Spirulina is the common name of an algae that is produced primarily from two species of cyanobacteria: Arthrospira platensis, and Arthrospira maxima.
Spirulina, a type of blue-green algae, is an incredible superfood that provides a concentrated source of protein, vitamins, antioxidants, and other nutrients. Nowadays, Spirulina is cultivated around the world. It is commercially grown in the US, China, India, and Thailand. These tiny blue-green algae were designed by nature 3.6 billion years ago and were the generators of the oxygen found in our atmosphere which allowed all higher life forms to evolve. They also contain every nutrient needed by life to evolve into the diversity of life seen on earth today.

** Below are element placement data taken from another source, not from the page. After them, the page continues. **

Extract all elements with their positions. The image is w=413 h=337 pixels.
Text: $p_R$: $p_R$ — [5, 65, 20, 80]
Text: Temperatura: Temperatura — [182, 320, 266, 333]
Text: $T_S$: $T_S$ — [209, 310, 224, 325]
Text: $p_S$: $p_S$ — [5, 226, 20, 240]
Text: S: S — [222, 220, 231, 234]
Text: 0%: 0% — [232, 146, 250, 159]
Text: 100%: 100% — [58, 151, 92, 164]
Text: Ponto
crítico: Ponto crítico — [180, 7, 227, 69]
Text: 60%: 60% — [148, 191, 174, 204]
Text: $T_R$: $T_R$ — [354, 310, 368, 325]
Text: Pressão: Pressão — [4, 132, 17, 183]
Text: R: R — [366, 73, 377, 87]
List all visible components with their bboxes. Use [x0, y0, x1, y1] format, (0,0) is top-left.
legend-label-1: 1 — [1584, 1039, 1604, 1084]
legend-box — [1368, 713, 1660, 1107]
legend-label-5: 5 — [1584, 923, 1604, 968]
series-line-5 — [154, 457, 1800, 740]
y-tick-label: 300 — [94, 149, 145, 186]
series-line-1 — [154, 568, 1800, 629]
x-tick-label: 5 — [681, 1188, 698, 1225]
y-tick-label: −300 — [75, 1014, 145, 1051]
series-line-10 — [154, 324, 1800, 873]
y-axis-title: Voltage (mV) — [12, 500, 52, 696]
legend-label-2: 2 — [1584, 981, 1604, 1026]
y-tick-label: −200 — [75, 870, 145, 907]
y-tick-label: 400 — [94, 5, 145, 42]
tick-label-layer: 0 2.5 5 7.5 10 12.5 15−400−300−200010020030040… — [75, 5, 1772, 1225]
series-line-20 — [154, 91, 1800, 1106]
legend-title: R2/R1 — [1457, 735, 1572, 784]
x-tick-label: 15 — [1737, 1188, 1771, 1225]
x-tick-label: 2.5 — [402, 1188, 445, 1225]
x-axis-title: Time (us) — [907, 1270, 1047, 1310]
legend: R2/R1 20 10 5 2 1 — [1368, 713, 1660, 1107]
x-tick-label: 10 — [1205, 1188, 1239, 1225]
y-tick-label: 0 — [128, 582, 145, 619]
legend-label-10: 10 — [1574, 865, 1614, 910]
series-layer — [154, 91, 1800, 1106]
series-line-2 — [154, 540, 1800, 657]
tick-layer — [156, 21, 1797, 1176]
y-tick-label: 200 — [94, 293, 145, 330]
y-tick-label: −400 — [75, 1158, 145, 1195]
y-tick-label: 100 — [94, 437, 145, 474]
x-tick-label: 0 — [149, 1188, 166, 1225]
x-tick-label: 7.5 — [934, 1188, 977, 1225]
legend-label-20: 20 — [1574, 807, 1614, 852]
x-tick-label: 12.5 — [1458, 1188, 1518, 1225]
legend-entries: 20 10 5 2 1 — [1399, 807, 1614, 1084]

After that, Spirulina has been described in literature since the 16th century. The alga has a long history of safe usage. The Aztecs consumed it in Mexico over five centuries ago. Spirulina was similarly harvested by natives of the Sahara Desert, where it was known as dihe, approximately 10,000 km away.
For the past 20 years, millions of people around the world have used Spirulina as a food supplement to their diets. Under the United Nation’s resolution ‘The Right to Food’, Spirulina has even been identified as a Super-Food to eradicate malnutrition around the world.
Spirulina, got its name from the Latin word for “helix” or “spiral” because of its spring-like physical characteristic.
Spirulina shows up as bright blue-green spirals under a microscope. It is a single-cell organism that is capable of turning sunlight into energy.
For a plant product, it contains high amounts of protein and Vitamin B 12. It has been suggested that the protein is of a particularly high quality and is ‘predigested’ by the plant allowing it to be easily absorbed. Proteins found in Spirulina are among others: amino acids, chlorophyll, essential fatty acids, gamma-linolenic acid (GLA), Vitamin A, Beta-Carotene, Vitamin E , and Vitamin B complex, notably Vitamin B 12. Noteworthy is the presence of detoxifying chlorophyll (the green pigment in plants): a substance that helps cleanse the bowel and other elimination systems, such as the liver and the blood
Wild spirulina grows wild in the alkaline lakes of Mexico and on the African continent, although it is commercially grown and harvested all over the world. It reproduces quickly, and because the individual organisms tend to clump together, it’s easy to harvest.
Commercial production of spirulina is estimated to reach 220,000 tons by the year 2020. Japan is the largest producer of spirulina, as well as the largest consumer, however its use is growing in India, as well.
For instance, the organization Antenna India provides spirulina “sweets” to children at risk of malnutrition and offer low-cost spirulina to women in self-help groups, who can then sell the superfood for profit while raising awareness about malnutrition.
Research has shown that children who received a spirulina supplement daily five days a week for two months had better nutritional status and improved intellectual status compared to those who did not.
This food is so nutritionally dense, in fact, that NASA and The European Space Agency are researching the benefits of incorporating spirulina into astronauts’ diets on spaceships and on Mars.
Even beyond nutrition, spirulina offers multiple advantages to the environment and those who cultivate it. For instance, producing spirulina requires 10 times less water than other vegetables, and harvests occur year-round. And according to Antenna India, compared to soy, spirulina has a 20-fold greater harvest of protein per acre.
Health Properties
The health benefits of spirulina are vast and appear to impact virtually every area of your body.
* It contains all the essential amino acids. It contains Omega-3, -6 and -9s, and is especially high in Omega-3s.
* It is extremely high in chlorophyll, which helps to alkalize the body and remove toxins from the blood as well as boost energy levels.
* It helps to prevent heart disease, depression and diabetes.
* There are claims that it fights cancer due to its antioxidant qualities.
* It encourages weight loss and improves metabolism.
* It increases mental alertness.
* It lowers blood cholesterol and excess triglycerides.
* It helps to fight viral infections.
* It treats radiation sickness.
* It enhances the body’s ability to generate new blood cells.
* It improves blood sugar levels.
* It strengthens the nervous system and immune system.
* It contains anti-aging properties similar to green tea.
* It removes toxic metals such as lead and mercury from the body.
* It increases libido levels
When choosing Spirulina, make sure to choose one that is organic, as others can be contaminated or have nitrate compounds as additives.
Spirulina is available in a powder or capsule form. Although you can mix with water, many people find the taste a bit overpowering and prefer to mix the supplement into smoothies or other foods. Healthy individuals are advised to take 2 teaspoons per day.
If you have any current health concerns, you should discuss with your doctor prior to consuming spirulina. Otherwise, enjoy the health benefits!